Welcome to the new normal, where value-based everything is the mantra and goal. It’s hard to argue with. Shouldn’t everything we do be a value-based decision, rather than using legacy decision-making procedures or the great old “That’s the way we have always done it” line?
It just makes sense that if a hospital’s reimbursement is becoming more and more predicated on quality measurements, then how they reward their stakeholders should follow a similar pattern. The executives that find a way to systematically enhance quality metrics should be bonused accordingly. Department heads that move the needle on patient experience should be compensated and rewarded accordingly.
Supply chain leaders that source products and services that increase quality and enhance patient experience should be rewarded accordingly, even if those products increase the spend of the facility.
Yes, you read that right.
It is high time to find ways to progress the value pursuit with an investment – not just demands – to reduce expenditures by Supply Chain.
Looking forward to 2016, here are the topics I see driving the healthcare contracting arena:
- Mergers and Acquisitions. Certainly the GPOs are in the headlines with MedAssets rolling into the former VHA/UHC organization now named Vizient. This will be fascinating to watch progress and what it means to Premier and HealthTrust memberships. Intalere (formerly Amerinet) now has new ownership and leadership with a very unique strategy.
- Now more than ever it is easy to believe the systems that will thrive in the new normal are integrated with a payer component. I wonder how many suppliers are segmenting their prospect market with systems that also own a payer? It just seems like a smart idea that if the stakeholders have common goals, their chances of success increase.

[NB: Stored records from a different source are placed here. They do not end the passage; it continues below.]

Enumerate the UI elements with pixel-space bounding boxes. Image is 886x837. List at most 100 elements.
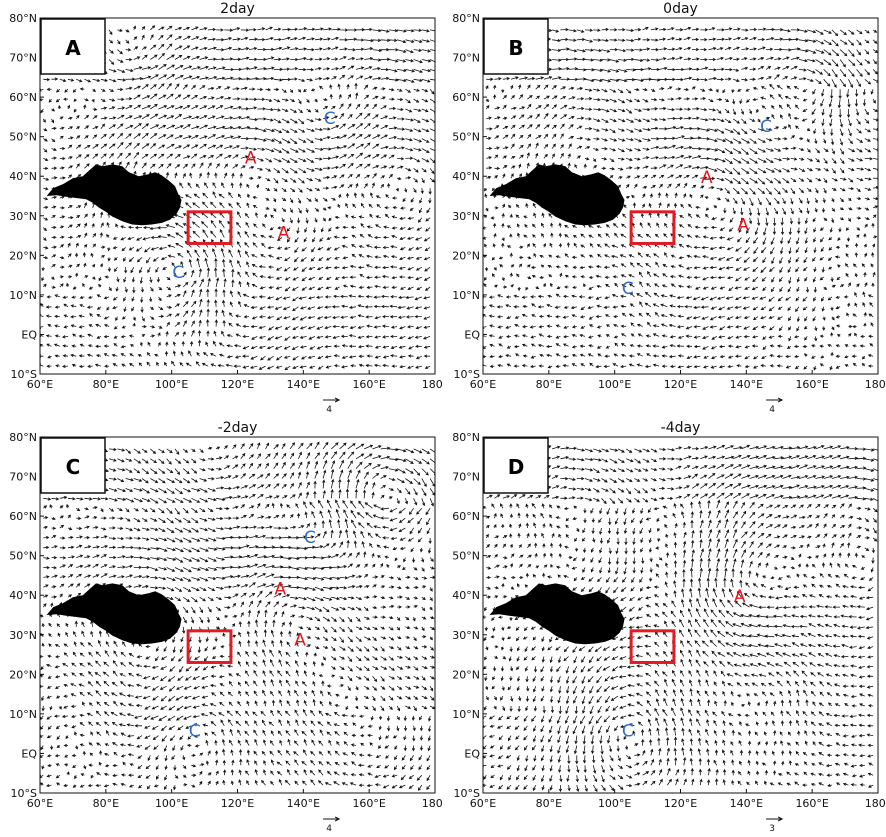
anticyclone-marker: A <box>278 224 290 244</box>
tibetan-plateau-mask <box>489 164 625 226</box>
x-tick-label: 120°E <box>664 378 697 391</box>
cyclone-marker: C <box>304 528 316 548</box>
x-tick-label: 120°E <box>664 797 697 810</box>
y-tick-label: 40°N <box>9 589 37 602</box>
reference-vector-label: 4 <box>769 405 775 415</box>
y-tick-label: 80°N <box>452 431 480 444</box>
x-tick-label: 100°E <box>598 378 631 391</box>
y-tick-label: 20°N <box>452 668 480 681</box>
y-tick-label: 50°N <box>452 550 480 563</box>
map-svg: -4day 80°N 70°N 60°N 50°N 40°N 30°N 20°N 10°N EQ 1… <box>452 420 886 834</box>
cyclone-marker: C <box>324 109 336 129</box>
study-region-box <box>186 210 233 245</box>
anticyclone-marker: A <box>734 587 746 607</box>
panel-b: 0day 80°N 70°N 60°N 50°N 40°N 30°N 20°N 10°N EQ 10… <box>443 0 886 418</box>
anticyclone-marker: A <box>294 631 306 651</box>
anticyclone-marker: A <box>245 148 257 168</box>
x-tick-label: 160°E <box>352 797 385 810</box>
study-region-box <box>629 210 676 245</box>
x-tick-label: 60°E <box>470 797 496 810</box>
tibetan-plateau-mask <box>46 583 182 645</box>
reference-vector-label: 4 <box>326 824 332 834</box>
panel-letter-label: A <box>65 36 81 60</box>
y-tick-label: 10°S <box>11 368 37 381</box>
y-tick-label: 20°N <box>9 668 37 681</box>
y-tick-label: 10°N <box>452 708 480 721</box>
x-tick-label: 160°E <box>795 378 828 391</box>
cyclone-marker: C <box>189 722 201 742</box>
anticyclone-marker: A <box>737 216 749 236</box>
reference-vector-label: 3 <box>769 824 775 834</box>
x-tick-label: 180° <box>865 797 886 810</box>
x-tick-label: 100°E <box>598 797 631 810</box>
y-tick-label: 80°N <box>9 12 37 25</box>
panel-title: -2day <box>218 420 258 436</box>
y-tick-label: 20°N <box>9 249 37 262</box>
y-tick-label: EQ <box>464 747 480 760</box>
panel-title: 2day <box>220 1 255 17</box>
x-tick-label: 140°E <box>287 378 320 391</box>
x-tick-label: 60°E <box>470 378 496 391</box>
y-tick-label: 40°N <box>452 589 480 602</box>
panel-title: 0day <box>663 1 698 17</box>
y-tick-label: EQ <box>21 747 37 760</box>
y-tick-label: 50°N <box>9 550 37 563</box>
y-tick-label: 30°N <box>452 629 480 642</box>
y-tick-label: 40°N <box>9 170 37 183</box>
panel-a: 2day 80°N 70°N 60°N 50°N 40°N 30°N 20°N 10°N EQ 10… <box>0 0 443 418</box>
y-tick-label: 70°N <box>9 471 37 484</box>
cyclone-marker: C <box>622 722 634 742</box>
y-tick-label: EQ <box>21 328 37 341</box>
x-tick-label: 120°E <box>221 797 254 810</box>
x-tick-label: 100°E <box>155 797 188 810</box>
y-tick-label: 60°N <box>452 510 480 523</box>
y-tick-label: 50°N <box>452 131 480 144</box>
y-tick-label: 40°N <box>452 170 480 183</box>
y-tick-label: 80°N <box>9 431 37 444</box>
y-tick-label: 10°S <box>11 787 37 800</box>
panel-letter-label: C <box>66 455 81 479</box>
y-tick-label: 10°N <box>452 289 480 302</box>
x-tick-label: 80°E <box>536 378 562 391</box>
map-svg: 2day 80°N 70°N 60°N 50°N 40°N 30°N 20°N 10°N EQ 10… <box>9 1 443 415</box>
x-tick-label: 160°E <box>352 378 385 391</box>
tibetan-plateau-mask <box>489 583 625 645</box>
cyclone-marker: C <box>760 117 772 137</box>
x-tick-label: 60°E <box>27 378 53 391</box>
tibetan-plateau-mask <box>46 164 182 226</box>
x-tick-label: 80°E <box>536 797 562 810</box>
y-tick-label: 60°N <box>9 510 37 523</box>
y-tick-label: 30°N <box>9 629 37 642</box>
map-svg: 0day 80°N 70°N 60°N 50°N 40°N 30°N 20°N 10°N EQ 10… <box>452 1 886 415</box>
cyclone-marker: C <box>622 279 634 299</box>
study-region-box <box>629 629 676 664</box>
x-tick-label: 140°E <box>730 378 763 391</box>
reference-vector-label: 4 <box>326 405 332 415</box>
y-tick-label: 30°N <box>452 210 480 223</box>
x-tick-label: 180° <box>422 378 443 391</box>
y-tick-label: 60°N <box>452 91 480 104</box>
y-tick-label: 70°N <box>452 471 480 484</box>
y-tick-label: 70°N <box>9 52 37 65</box>
anticyclone-marker: A <box>274 579 286 599</box>
anticyclone-marker: A <box>701 168 713 188</box>
y-tick-label: 10°N <box>9 708 37 721</box>
x-tick-label: 80°E <box>93 378 119 391</box>
x-tick-label: 60°E <box>27 797 53 810</box>
panel-c: -2day 80°N 70°N 60°N 50°N 40°N 30°N 20°N 10°N EQ 1… <box>0 419 443 837</box>
map-svg: -2day 80°N 70°N 60°N 50°N 40°N 30°N 20°N 10°N EQ 1… <box>9 420 443 834</box>
y-tick-label: 50°N <box>9 131 37 144</box>
x-tick-label: 180° <box>422 797 443 810</box>
y-tick-label: 70°N <box>452 52 480 65</box>
y-tick-label: 20°N <box>452 249 480 262</box>
x-tick-label: 140°E <box>287 797 320 810</box>
y-tick-label: 10°S <box>454 787 480 800</box>
panel-letter-label: D <box>508 455 525 479</box>
x-tick-label: 180° <box>865 378 886 391</box>
panel-letter-label: B <box>508 36 523 60</box>
y-tick-label: EQ <box>464 328 480 341</box>
y-tick-label: 10°N <box>9 289 37 302</box>
x-tick-label: 140°E <box>730 797 763 810</box>
y-tick-label: 80°N <box>452 12 480 25</box>
y-tick-label: 30°N <box>9 210 37 223</box>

- Alternate Payment Models. As more Medicare funds are at risk due to quality and patient experience measurements, we will see more payments at risk from commercial payers as well. This is the new future of reimbursement and it is getting closer to becoming meaningful every day. I can’t help but think it will extend to the employer too. Will employer’s premiums for their covered lives become a variable cost predicated on the demonstrable value the provider delivers to that payer? How will product selection figure into this equation? Suppliers better understand how they contribute!
These are just a few of the big issues I see for 2016. I am fascinated to see how our nation’s Supply Chain Leaders react and embrace these issues. Thanks for reading this issue of The Journal of Healthcare Contracting.